One of the most common programming tasks is to iterate through all elements of a collection and perform operations on each element. In old-style JavaScript the standard way of doing so was to generate an index inside of a C-style for loop, and use the index to access the element:

for (let i = 0; i < a.length; i++) {
  element = a[i];
  // do stuff with element
}

Python doesn’t have C-style for loops. It is possible to use range() to generate index values that can be used to access each element of a list, but that is not the Pythonic way of doing it. Instead, Python has a very elegant for loop:

for element in a:
    # do stuff with element

Modern JavaScript has two other ways to iterate through arrays, without generating index values. There’s the forEach() method:

a.forEach( element => {
  // do stuff with element
})

and my favorite, the nearly Pythonic for/of loop:

for (let element of a) {
  // do stuff with element
}

There are many other similarities between JavaScript arrays and Python lists, as well as some differences that can be worked around:

Concatentation

Python allows lists to be concatenated with the + operator. In JavaScript you can use the + operator to combine arrays, but it probably doesn’t do what you want or expect. Instead, JavaScript has the concat() method.

Sort method

Both Python and JavaScript have a sort() method, which will sort a list or array in place. Python’s default behavior of sort() works for both numbers and strings, whereas JavaScript’s only works for strings.
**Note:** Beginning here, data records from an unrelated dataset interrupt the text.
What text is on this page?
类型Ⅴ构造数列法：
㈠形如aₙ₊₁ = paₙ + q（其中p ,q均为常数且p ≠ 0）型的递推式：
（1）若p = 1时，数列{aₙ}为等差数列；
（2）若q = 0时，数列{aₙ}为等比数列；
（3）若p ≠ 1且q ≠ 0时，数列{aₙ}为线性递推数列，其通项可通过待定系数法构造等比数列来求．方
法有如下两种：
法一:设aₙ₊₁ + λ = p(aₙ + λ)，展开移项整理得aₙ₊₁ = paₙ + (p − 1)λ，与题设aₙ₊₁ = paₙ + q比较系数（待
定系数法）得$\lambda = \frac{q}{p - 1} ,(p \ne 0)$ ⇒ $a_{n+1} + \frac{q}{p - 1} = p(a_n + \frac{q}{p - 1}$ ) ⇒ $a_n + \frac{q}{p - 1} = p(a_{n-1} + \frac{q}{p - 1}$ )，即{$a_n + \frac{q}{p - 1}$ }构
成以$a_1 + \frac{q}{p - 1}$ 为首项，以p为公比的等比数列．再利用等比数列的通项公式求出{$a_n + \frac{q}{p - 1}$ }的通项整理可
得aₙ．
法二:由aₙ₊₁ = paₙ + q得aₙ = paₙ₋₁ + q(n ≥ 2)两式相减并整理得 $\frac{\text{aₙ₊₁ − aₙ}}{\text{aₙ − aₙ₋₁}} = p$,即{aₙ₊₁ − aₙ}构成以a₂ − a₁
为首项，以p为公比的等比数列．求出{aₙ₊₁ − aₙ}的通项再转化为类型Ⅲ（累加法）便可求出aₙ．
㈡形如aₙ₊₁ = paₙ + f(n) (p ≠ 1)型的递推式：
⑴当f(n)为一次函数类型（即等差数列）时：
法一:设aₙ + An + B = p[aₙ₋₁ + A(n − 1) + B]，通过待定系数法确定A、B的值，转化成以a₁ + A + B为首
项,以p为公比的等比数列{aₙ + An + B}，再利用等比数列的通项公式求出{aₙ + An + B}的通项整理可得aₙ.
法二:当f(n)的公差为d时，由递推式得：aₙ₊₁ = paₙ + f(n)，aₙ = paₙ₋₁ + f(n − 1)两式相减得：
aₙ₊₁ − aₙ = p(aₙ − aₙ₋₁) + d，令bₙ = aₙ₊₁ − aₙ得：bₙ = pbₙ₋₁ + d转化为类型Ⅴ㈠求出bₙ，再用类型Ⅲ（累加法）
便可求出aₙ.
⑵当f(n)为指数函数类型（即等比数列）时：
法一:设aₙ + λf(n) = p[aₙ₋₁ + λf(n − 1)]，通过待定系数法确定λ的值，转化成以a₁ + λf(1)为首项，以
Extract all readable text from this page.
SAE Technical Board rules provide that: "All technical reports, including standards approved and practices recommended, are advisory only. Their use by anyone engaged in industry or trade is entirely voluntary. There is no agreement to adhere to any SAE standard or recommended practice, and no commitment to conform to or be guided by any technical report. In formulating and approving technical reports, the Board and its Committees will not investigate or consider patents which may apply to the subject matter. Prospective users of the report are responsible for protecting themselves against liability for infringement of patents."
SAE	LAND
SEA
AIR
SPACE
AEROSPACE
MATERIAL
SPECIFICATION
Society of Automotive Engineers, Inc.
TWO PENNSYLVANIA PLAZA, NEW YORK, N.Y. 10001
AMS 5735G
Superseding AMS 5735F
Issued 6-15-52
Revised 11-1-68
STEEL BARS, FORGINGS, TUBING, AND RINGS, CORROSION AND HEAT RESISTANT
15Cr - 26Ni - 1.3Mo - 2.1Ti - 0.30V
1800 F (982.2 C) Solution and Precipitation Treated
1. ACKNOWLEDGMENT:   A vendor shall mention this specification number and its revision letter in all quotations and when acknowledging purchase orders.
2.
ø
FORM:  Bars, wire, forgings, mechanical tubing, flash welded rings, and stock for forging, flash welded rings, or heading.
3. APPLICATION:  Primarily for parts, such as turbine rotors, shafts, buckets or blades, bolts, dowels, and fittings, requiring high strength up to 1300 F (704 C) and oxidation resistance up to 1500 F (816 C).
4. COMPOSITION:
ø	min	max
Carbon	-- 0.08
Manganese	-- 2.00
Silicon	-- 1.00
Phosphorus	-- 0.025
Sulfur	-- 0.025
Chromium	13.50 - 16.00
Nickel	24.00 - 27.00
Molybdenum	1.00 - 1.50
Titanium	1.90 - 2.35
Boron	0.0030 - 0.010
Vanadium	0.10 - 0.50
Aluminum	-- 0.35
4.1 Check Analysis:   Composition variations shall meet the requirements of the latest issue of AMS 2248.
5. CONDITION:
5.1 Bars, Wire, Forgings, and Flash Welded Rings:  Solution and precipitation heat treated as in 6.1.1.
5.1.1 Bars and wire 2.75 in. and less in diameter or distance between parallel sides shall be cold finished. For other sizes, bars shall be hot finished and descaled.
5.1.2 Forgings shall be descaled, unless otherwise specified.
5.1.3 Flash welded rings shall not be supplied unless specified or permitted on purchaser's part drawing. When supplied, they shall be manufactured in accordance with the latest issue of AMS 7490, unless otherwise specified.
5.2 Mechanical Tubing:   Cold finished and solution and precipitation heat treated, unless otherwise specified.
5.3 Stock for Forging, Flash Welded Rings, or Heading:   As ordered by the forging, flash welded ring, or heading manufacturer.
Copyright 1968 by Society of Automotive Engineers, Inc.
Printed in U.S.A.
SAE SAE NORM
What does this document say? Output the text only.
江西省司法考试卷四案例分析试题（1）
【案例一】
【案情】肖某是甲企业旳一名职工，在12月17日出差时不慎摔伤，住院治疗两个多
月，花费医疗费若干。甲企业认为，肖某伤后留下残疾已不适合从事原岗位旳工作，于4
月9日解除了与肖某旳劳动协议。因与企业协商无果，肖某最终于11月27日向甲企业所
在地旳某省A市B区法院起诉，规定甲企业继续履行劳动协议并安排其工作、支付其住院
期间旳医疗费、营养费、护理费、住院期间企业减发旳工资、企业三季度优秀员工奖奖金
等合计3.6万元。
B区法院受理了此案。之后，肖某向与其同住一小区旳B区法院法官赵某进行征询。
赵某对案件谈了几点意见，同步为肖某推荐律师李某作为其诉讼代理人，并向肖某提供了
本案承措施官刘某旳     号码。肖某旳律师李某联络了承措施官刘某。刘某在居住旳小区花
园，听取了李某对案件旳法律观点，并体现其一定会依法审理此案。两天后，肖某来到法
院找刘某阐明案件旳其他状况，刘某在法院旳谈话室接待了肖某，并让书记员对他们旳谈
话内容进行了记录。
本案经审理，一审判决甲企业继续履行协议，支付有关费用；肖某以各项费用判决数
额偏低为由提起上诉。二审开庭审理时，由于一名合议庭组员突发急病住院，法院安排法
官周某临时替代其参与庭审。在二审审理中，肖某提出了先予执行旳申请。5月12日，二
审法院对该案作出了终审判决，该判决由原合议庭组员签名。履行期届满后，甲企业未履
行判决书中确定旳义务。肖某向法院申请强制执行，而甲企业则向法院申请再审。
Both allow a function to be passed in to specify the sorting behavior.

Slicing

Python has a powerful slice operator to access the desired elements of a list. For the example above, a[1:3] will return [200, 300]. JavaScript doesn’t have a slice operator but it does have a slice method, so a.slice(1, 3) will return the same result.

Joining strings

If you have a list/array of words:

s = ['the', 'sky', 'is', 'blue']

you can use a join() method to join them together into one string. But the two languages do joins in opposite ways. In Python, strings have a join() method that accepts a list (or other iterable), so you do:

' '.join(s)

whereas in JavaScript arrays have a join() method that accepts a string, so you do:

s.join(' ')

Arguably the Python way is slightly more consistent, because you start with a string and apply a method and end up with a string, but the JavaScript way (start with an array, apply a method, and end up with a string) may be more immediately understandable.

Comprehensions

I’m a big fan of list comprehensions in Python. Once you understand how to use them, they provide a (usually) one-line way to generate a new list by mapping or filtering, and the syntax is simpler. The run-time performance has been optimized in Python, so they can be faster than for loops. And they can be easily turned into generators via a generator expression for further performance improvements. According to documentation on Mozilla, there was an attempt to add array comprehensions to JavaScript years ago, but it failed. That’s okay, there are other ways of accomplishing the same things in JavaScript.

Tuples

Tuples are more than just immutable collections. They provide a way of building a collection that shouldn’t ever be modified. Python has tuples and JavaScript doesn’t, but it is certainly possible to program without using tuples.

There are other differences between Python lists and JavaScript arrays, but at a high level they are very similar data structures for holding collections of objects.